Django download file empty

I am writing a simple function for downloading a certain file, from the server, to my machine.
The file is unique represented by its id. The file is locatd corectly, and the download is done, but the downloaded file (though named as the one on the server) is empty.
my download function looks like this:
def download_course(request, id):
course = Courses.objects.get(pk = id).course
path_to_file = 'root/cFolder'
filename = __file__ # Select your file here.
wrapper = FileWrapper(file(filename))
content_type = mimetypes.guess_type(filename)[0]
response = HttpResponse(wrapper, content_type = content_type)
response['Content-Length'] = os.path.getsize(filename)
response['Content-Disposition'] = 'attachment; filename=%s/' % smart_str(course)
return response
where can i be wrong? thanks!
I answered this question here, hope it helps.

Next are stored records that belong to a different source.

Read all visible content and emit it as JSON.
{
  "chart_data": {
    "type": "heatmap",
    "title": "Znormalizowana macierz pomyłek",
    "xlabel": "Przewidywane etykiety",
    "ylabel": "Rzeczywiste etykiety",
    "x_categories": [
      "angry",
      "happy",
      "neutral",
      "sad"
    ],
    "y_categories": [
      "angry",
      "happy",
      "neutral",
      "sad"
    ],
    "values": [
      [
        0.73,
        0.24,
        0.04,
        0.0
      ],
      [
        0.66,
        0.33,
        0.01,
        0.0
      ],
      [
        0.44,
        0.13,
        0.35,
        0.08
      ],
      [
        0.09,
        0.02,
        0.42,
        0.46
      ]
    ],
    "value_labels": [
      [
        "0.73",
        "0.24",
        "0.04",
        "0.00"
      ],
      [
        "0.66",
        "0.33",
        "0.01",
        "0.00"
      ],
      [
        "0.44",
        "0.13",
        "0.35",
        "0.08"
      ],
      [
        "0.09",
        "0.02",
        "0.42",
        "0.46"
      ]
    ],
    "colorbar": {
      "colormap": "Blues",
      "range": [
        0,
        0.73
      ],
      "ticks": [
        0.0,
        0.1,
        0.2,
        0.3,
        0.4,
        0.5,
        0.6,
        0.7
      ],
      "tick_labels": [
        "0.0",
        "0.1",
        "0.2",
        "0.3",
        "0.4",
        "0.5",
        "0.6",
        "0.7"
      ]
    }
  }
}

Looks like you're not sending any data (you don't even open the file).
Django has a nice wrapper for sending files (code taken from djangosnippets.org):
def send_file(request):
"""
Send a file through Django without loading the whole file into
memory at once. The FileWrapper will turn the file object into an
iterator for chunks of 8KB.
"""
filename = __file__ # Select your file here.
wrapper = FileWrapper(file(filename))
response = HttpResponse(wrapper, content_type='text/plain')
response['Content-Length'] = os.path.getsize(filename)
return response
so you could use something like response = HttpResponse(FileWrapper(file(path_to_file)), mimetype='application/force-download').
If you are really using lighttpd (because of the "X-Sendfile" header), you should check the server and FastCGI configuration, I guess.
Try one of these approaches:
1) Disable GZipMiddleware if you are using it;
2) Apply a patch to django/core/servers/basehttp.py described in
https://code.djangoproject.com/ticket/6027